Saturday, April 30, 2011

Its a Busy Village!!

Life at Village of Hope always has something of interest going on. With 32 children, there is never a dull (or even quiet) moment, particularly now that they are all on 5 weeks holiday.

We have had our own little dramas at times. Steven, one of the new boys, broke his wrist when he fell over. An xray was followed by a plaster cast, although it was off in 2 weeks and he has been fine since. I think he enjoyed the daily ritual of having his arm wrapped in a plastic bag so that he could bathe, then coming back to have the sling applied again.

Then there was John who bit his tongue when he fell over. He managed to take quite a chunk out and so we decided to take him off to a clinic to get it checked. With service that you could only dream about in Australia, John had been registered, examined by a nurse, who called in a doctor for a look, who scheduled him for surgery and in he went, all within 25 minutes. After the surgery to put several stitches in, they decided to keep John in overnight and he was very brave through it all. A couple of days without solid food and then all was well for him too. It only kept him quiet for the first day, then he was back to his old self.

Easter was chocolate free, but was instead celebrated with special meals of chicken and rice for lunch and turkey and matooke for supper. There were sodas as well and during the afternoon we went on an outing. The park turned out to be a part of Jinja golf course, so we had to move when balls started flying over our heads, but eventually another space was located close by and several games gave those who weren’t climbing trees some fun.

This week there has been opportunity for different groups of children to get some extra classes in (much) smaller numbers than they get at school to learn some of the basics that they may have missed out on. The admin building is usually abuzz in the mornings with puzzles and reading and writing and drawing and practising number recognition and even letter recognition. To see the faces of children as they begin to understand is amazing.

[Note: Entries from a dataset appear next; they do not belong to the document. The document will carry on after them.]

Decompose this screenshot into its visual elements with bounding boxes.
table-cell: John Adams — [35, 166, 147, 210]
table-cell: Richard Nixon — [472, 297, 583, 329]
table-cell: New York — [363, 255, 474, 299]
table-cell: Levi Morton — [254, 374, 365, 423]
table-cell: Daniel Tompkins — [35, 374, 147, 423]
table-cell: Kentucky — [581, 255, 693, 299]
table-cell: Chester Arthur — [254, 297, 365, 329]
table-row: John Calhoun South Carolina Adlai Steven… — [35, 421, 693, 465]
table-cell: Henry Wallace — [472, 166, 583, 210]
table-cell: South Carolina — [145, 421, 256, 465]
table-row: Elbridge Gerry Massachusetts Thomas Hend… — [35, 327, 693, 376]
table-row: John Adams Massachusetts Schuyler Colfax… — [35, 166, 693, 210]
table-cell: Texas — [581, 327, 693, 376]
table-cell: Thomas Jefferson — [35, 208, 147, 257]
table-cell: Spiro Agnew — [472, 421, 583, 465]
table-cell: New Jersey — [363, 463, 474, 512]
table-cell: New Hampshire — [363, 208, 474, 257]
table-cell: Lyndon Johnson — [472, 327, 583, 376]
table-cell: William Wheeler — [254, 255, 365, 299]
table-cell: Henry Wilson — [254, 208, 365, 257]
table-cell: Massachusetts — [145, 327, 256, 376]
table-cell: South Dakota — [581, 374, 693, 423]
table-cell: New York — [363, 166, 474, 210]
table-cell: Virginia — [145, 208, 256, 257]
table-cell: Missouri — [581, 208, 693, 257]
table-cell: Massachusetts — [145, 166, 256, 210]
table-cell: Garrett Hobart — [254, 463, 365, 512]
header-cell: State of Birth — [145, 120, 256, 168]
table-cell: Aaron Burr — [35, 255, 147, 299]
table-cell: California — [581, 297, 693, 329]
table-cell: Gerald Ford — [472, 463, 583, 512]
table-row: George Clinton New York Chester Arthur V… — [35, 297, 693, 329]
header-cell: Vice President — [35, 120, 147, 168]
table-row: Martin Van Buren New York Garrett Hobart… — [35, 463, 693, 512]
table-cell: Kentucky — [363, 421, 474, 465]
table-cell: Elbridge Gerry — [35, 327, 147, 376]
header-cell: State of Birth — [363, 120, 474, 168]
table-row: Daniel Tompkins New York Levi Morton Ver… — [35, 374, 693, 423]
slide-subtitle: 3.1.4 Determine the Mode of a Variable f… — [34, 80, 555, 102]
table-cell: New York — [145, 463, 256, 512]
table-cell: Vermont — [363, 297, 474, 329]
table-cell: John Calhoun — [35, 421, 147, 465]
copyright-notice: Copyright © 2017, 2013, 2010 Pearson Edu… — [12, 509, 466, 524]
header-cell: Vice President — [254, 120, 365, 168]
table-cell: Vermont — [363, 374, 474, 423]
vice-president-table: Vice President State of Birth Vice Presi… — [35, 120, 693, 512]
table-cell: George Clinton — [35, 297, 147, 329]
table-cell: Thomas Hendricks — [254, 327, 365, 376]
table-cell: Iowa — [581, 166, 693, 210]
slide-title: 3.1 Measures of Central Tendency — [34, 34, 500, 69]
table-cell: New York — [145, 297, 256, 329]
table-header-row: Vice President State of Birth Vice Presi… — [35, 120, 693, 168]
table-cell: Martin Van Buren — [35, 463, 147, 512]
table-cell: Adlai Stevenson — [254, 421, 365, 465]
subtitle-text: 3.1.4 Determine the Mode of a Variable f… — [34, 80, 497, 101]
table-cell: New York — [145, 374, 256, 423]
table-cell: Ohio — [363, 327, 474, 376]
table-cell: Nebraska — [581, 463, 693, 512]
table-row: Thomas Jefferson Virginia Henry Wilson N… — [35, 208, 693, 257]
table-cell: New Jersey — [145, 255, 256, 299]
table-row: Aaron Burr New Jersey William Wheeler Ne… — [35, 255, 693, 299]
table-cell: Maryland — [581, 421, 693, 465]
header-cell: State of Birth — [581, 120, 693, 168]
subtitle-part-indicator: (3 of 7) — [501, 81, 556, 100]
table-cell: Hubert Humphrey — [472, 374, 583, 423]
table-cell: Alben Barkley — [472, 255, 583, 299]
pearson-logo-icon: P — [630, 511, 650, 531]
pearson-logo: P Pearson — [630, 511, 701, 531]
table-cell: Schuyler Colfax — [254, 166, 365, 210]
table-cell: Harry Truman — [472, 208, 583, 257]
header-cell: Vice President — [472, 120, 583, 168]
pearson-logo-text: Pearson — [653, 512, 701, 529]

As well as this learning, many of the children are eager to help with various jobs that are going on. Anne usually has ‘help’ preparing dinner as the children want to learn about different ways of preparing food. The moment I look at a ladder or pull out my keys to open the tool shed I am swamped with willing helpers. These kids have held tools while some repair jobs have happened or walked down to the site of ‘Mission House’ to carry some tools home or to clean up off cuts of timber to be used for the cooking fires.

Another group of girls have been quite amazing. This group of 4 teenage girls have spent each afternoon this week in the garden, digging the ground with hoes and planting seeds. Now is the time to do this with wet season upon us. I’m not sure where I would have to go in Australia to find 4 teenage girls who on their own, with no pressure from anyone else, would show the dedication necessary to work so hard in the garden for so long to achieve their goal.

As well as all of this good stuff, there have been times of sadness as well. Last weekend we heard of an accident at the lake where 2 children had drowned. Today we found out that one of them was a boy that Trudi, our visitor, had made some connection with. On Thursday morning we received a phone call from a friend at YWAM informing us that a boy of one of the families who live and work at the YWAM base had died the night before, collapsing suddenly after playing football and eating supper. The boy was well known to the children of the village as he attended the same primary school as them. Again we are reminded that even more so here in Africa, you cannot take life for granted, and we should all be thankful for the life we have.

Some photos of our outing - games being played and children with delight on their faces

Hoppo Bumpo!

A human pyramid

Peter and Maliko

Sebudde and Purpose

Monday, April 11, 2011

Another Weekend of Celebration


This weekend there was yet another birthday to celebrate. Trudi, a visitor from Oz, had a birthday and organised a trip to Lake Victoria for the children.

Trudi has made some connection with a couple of fishermen, and arranged for them to take the children out in their boats for a short ride. For most of them, this was their first visit to the lake and they were all very excited.

As well as the boat ride, they amused themselves on the foresore with various games and just watching those in the boat.

Ronald, the fisherman, also put on a short display of fishing with his net, and despite being in the wrong place at the wrong time of the day, managed a small catch of 4 fish, which we blessed the neighbours with.

As the rain arrived, the children retreated to the bus and returned to the village for an ice cream.

Sunday Night.

On Sunday, Robert Kafeero, the director of Uganda Hopebuilders made an appearance at devotions to talk about the role of the family. He entertained the children for quite a while and engaged them in his lesson very well.

Another reason for having Robert come was that the village presented bibles to all of the children in primary 4 or older.

One or 2 already had small "Gideons" bibles, but 8 children were each presented with a nice new hardback NIV. The mothers presented the bibles, and Pastor George and his wife Jeska were on hand to pray for the children as they received them. It was a great night.